Sulla spiaggia di Pozzuoli affollata di bagnanti (foto Ciro Fusco/Ansa) 

Bagni a Napoli. Storie, da Ortese a La Capria

Francesco Palmieri

Consentito e proibito, mai del tutto dominato dalla cura né compromesso dall’incuria degli uomini. Domenica, grazie al cielo, il mare del capluogo campano è tornato balneabile

Coincidenze, chiamiamole così, però succede che il mare di Napoli – quello urbano della “cartolina” – sia tornato balneabile nella fausta domenica del 25 agosto, festa della compatrona santa Patrizia, che come buon auspicio ha sciolto il sangue nella chiesa di San Gregorio Armeno. Nello stesso giorno la squadra di Antonio Conte ha infranto la maledizione allo Stadio Maradona con una vittoria come non se n’erano più viste e Roberto De Simone, ultimo monumento della cultura partenopea, ha festeggiato la veneranda ricorrenza delle novantuno candeline. 


Balneabile sì, balneabile no: è dagli anni Settanta del secolo scorso, fin lì almeno risale la memoria, che “il mare esiguo e domestico” della città, come Giuseppe Marotta lo definiva, soggiace a una liturgia a sorti alterne. Consentito e proibito, mai del tutto dominato dalla cura né compromesso dall’incuria degli uomini. Stavolta i temporali di metà agosto avevano mandato in crisi il sistema fognario che ha riversato in mare un surplus di batteri. Il ritorno del sereno ha ricondotto nella norma i valori dell’Escherichia Coli rilevati dall’Arpac, l’Agenzia regionale per la protezione ambientale, restituendo ai bagnanti le acque vietate dall’ordinanza sindacale. Sono i diari del cielo a dettare il calendario del mare da Pietrarsa a Posillipo, tanto per chi ne gode senza spendere al “Mappatella Beach” quanto per chi frequenta i lidi a pagamento.

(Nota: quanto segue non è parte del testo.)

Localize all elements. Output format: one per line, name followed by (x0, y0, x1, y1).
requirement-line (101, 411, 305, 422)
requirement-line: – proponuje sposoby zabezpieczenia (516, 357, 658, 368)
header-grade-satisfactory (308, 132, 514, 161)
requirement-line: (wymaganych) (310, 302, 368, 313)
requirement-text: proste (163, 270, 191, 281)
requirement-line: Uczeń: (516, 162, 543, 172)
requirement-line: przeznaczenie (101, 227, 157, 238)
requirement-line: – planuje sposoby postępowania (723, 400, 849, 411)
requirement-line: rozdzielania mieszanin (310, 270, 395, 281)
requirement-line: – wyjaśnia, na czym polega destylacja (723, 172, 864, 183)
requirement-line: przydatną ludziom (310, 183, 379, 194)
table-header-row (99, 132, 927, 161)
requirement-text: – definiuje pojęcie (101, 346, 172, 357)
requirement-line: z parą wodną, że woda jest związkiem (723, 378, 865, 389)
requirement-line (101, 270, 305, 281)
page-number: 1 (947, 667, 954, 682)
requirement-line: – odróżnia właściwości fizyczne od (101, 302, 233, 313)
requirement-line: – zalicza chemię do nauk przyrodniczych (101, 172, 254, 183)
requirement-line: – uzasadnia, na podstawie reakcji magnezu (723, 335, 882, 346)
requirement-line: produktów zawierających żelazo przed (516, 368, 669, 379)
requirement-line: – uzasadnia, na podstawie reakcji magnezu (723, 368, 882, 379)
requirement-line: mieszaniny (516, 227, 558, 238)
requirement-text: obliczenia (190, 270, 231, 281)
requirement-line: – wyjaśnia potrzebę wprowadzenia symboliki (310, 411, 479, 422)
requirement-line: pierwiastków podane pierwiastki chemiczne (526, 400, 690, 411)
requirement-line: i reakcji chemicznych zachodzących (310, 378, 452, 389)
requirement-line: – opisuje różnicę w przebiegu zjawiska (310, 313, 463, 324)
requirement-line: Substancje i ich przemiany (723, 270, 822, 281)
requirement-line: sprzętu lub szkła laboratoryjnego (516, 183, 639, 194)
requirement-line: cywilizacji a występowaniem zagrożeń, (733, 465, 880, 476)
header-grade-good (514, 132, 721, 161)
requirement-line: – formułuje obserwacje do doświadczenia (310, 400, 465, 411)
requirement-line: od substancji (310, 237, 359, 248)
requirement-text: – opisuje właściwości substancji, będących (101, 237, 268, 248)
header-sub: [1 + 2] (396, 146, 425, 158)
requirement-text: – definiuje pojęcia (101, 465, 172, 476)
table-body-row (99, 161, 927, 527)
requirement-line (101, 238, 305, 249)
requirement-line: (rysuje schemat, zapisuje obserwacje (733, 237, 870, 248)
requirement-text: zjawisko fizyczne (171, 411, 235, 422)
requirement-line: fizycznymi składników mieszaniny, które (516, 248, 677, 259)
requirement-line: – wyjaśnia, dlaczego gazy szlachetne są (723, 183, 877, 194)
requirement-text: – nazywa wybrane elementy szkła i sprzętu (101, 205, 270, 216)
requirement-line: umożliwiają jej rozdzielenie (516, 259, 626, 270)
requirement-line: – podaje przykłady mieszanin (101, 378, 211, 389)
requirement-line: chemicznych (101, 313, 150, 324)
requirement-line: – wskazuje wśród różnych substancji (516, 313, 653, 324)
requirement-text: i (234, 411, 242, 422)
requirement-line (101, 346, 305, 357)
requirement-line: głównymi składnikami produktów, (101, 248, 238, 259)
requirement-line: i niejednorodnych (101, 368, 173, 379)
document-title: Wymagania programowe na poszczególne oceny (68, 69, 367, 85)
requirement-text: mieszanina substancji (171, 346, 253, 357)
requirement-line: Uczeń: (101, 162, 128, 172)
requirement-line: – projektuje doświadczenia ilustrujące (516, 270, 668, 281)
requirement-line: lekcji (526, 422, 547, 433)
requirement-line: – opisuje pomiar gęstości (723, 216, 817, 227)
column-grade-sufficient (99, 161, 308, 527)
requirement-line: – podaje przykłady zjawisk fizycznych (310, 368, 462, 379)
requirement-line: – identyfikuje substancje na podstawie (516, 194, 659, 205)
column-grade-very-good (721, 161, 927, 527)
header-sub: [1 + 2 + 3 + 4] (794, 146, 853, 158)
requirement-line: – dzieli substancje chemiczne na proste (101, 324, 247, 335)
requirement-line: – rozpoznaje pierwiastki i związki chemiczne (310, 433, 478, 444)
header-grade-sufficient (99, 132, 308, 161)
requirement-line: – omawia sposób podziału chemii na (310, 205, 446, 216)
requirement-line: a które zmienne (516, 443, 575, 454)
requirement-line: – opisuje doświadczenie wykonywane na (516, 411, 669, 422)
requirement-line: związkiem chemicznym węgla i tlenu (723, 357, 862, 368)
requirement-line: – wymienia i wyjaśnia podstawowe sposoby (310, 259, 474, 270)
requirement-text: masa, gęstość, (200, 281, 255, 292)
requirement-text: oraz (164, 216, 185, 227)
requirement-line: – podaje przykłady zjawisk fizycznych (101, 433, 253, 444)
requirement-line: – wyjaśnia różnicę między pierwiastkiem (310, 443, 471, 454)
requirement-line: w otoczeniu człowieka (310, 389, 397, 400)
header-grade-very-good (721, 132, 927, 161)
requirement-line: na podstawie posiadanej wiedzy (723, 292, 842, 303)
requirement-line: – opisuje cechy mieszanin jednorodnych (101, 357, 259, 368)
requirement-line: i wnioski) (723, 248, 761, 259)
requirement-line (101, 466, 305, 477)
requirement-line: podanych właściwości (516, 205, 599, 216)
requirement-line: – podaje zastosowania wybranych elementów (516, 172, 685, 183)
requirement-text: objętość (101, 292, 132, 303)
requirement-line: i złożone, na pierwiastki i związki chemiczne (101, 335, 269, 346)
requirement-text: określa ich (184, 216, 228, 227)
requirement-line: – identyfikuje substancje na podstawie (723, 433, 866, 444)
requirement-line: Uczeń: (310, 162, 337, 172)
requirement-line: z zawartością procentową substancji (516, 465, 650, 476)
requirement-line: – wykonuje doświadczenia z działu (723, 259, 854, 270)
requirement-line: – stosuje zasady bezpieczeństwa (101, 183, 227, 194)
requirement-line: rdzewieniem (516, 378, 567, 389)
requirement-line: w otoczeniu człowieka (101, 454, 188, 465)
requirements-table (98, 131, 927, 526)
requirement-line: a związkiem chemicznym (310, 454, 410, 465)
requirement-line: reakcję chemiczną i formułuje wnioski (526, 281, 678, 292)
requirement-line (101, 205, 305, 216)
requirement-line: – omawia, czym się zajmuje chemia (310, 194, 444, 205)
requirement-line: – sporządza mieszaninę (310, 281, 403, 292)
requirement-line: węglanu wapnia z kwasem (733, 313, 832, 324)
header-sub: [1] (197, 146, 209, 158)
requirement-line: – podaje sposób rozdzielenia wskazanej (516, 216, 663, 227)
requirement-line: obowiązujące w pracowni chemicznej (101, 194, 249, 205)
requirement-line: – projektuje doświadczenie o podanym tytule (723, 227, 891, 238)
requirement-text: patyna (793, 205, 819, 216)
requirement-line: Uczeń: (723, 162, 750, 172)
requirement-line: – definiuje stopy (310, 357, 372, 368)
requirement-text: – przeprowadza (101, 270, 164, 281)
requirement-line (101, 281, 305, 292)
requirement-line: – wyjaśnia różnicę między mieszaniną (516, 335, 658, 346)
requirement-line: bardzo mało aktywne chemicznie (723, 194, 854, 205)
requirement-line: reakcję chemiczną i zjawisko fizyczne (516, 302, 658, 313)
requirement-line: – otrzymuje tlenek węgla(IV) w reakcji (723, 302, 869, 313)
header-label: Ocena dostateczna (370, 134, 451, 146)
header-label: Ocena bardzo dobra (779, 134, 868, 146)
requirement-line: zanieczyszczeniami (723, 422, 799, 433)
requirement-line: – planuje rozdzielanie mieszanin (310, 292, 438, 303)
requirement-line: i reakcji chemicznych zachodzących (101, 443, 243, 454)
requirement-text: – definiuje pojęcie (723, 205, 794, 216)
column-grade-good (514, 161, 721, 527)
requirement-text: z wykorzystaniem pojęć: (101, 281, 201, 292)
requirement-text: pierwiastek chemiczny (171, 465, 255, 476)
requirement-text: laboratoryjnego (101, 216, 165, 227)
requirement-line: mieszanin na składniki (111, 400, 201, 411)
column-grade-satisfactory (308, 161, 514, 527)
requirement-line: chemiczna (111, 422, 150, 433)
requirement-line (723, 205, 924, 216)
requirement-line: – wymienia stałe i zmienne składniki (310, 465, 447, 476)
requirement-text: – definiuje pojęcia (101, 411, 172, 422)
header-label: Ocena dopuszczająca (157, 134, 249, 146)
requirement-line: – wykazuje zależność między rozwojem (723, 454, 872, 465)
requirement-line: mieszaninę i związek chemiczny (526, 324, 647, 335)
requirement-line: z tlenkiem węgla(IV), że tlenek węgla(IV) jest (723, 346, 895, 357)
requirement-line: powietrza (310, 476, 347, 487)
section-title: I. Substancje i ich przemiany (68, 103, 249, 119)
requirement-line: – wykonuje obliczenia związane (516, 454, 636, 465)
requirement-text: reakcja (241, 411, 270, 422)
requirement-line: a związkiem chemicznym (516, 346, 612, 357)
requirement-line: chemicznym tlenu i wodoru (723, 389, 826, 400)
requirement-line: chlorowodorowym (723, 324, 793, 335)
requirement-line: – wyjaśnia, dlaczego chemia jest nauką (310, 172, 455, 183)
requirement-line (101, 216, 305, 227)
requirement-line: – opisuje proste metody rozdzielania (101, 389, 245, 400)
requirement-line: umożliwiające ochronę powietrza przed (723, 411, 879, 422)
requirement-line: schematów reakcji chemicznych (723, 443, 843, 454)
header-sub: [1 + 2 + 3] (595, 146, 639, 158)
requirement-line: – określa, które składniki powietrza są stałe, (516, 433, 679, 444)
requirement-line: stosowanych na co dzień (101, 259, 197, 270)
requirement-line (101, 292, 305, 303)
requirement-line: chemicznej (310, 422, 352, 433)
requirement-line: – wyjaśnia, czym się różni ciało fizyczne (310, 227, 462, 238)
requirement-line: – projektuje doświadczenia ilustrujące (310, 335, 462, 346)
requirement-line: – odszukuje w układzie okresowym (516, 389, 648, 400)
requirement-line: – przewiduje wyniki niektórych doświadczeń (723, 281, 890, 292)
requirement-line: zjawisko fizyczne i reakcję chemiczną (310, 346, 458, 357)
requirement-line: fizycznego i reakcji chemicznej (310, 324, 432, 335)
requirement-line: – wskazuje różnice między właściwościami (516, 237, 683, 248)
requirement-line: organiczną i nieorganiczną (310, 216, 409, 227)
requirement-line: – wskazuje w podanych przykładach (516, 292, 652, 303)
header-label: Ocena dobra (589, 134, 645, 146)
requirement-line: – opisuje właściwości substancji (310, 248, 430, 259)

Un topo d’emeroteca potrebbe compulsare un volumone d’annata e con pochi aggiustamenti circa date e nomi riproporre un pezzo attuale oggi e con ragionevole probabilità l’anno venturo. Un topo di biblioteca o cineteca potrebbe aggiungere che la letteratura e il cinema, anche quando guardano al versante asciutto della città, difficilmente riescono a ignorare il mare, persino per affermare che “non bagna Napoli” come titolò Anna Maria Ortese da giovane. Il rapporto tra umori del cielo e del mare fu declinato nel 1977 nel romanzo “Malacqua” di Nicola Pugliese, che da cronista minuzioso descrisse l’immancabile “divieto di balneazione” e se ne fece beffe con una soluzione magica (il mare si gonfia fino a lambire le case degli scugnizzi allontanati); ancora nel 2023, in “Uvaspina”, Monica Acito dedica pagine alle stesse spiagge e scogli impraticabili o praticabili, ricordando che “in quell’acqua si erano bagnati pure Totò e Eduardo e sembrava che il mare avesse conservato la forma di tutti i corpi che ci erano passati dentro: artisti, pezzenti, preti, puttane e lazzaroni, e marinai che avevano perso ’a capa per qualche figlia di armatore”.

  
Quasi mai il deposito equoreo dell’inconscio collettivo napoletano si sporge al di là del Golfo o della sagoma di Capri; il Mediterraneo che Predrag Matvejević comparò nel suo “Breviario” a “un immenso archivio e un profondo sepolcro” è mediamente circoscritto nelle acque dove ti puoi immergere attraversando via Partenope o che puoi solcare in barca sottocosta nello specchio liquido che riflette l’inquietante mole di Palazzo Donn’Anna da cui si tuffava Dudù La Capria. Se lui fosse vivo suggerirebbe un titolo interrogativo (che è davvero suo): “A chi la spedisco questa cartolina?”. Perché “ormai i giorni dell’acqua chiara, quei giorni, sono finiti. E non solo perché il mare a Napoli non è più quello di una volta ma anche perché io non sono più quello di una volta, e per me ci sono ormai soltanto i giorni dell’acqua torbida”. La percezione individuale si sovrappone ai dati oggettivi e la balneabilità può corrispondere anche a stati d’animo non misurabili dall’Arpac ma da opposti sentimenti.

 
Così, nella registrazione della liturgia, la cronaca deve annotarne anche l’usuale violazione: la settimana scorsa, malgrado il divieto, molti hanno continuato a bagnarsi nella “cartolina” come hanno fatto genitori e nonni, secondo il rito stagionale di chi allora non poteva allungarsi oltre le sponde domestiche e oggi è reduce magari da una vacanza esotica ma ama tornare al proprio mare. Al prossimo acquazzone si vedrà.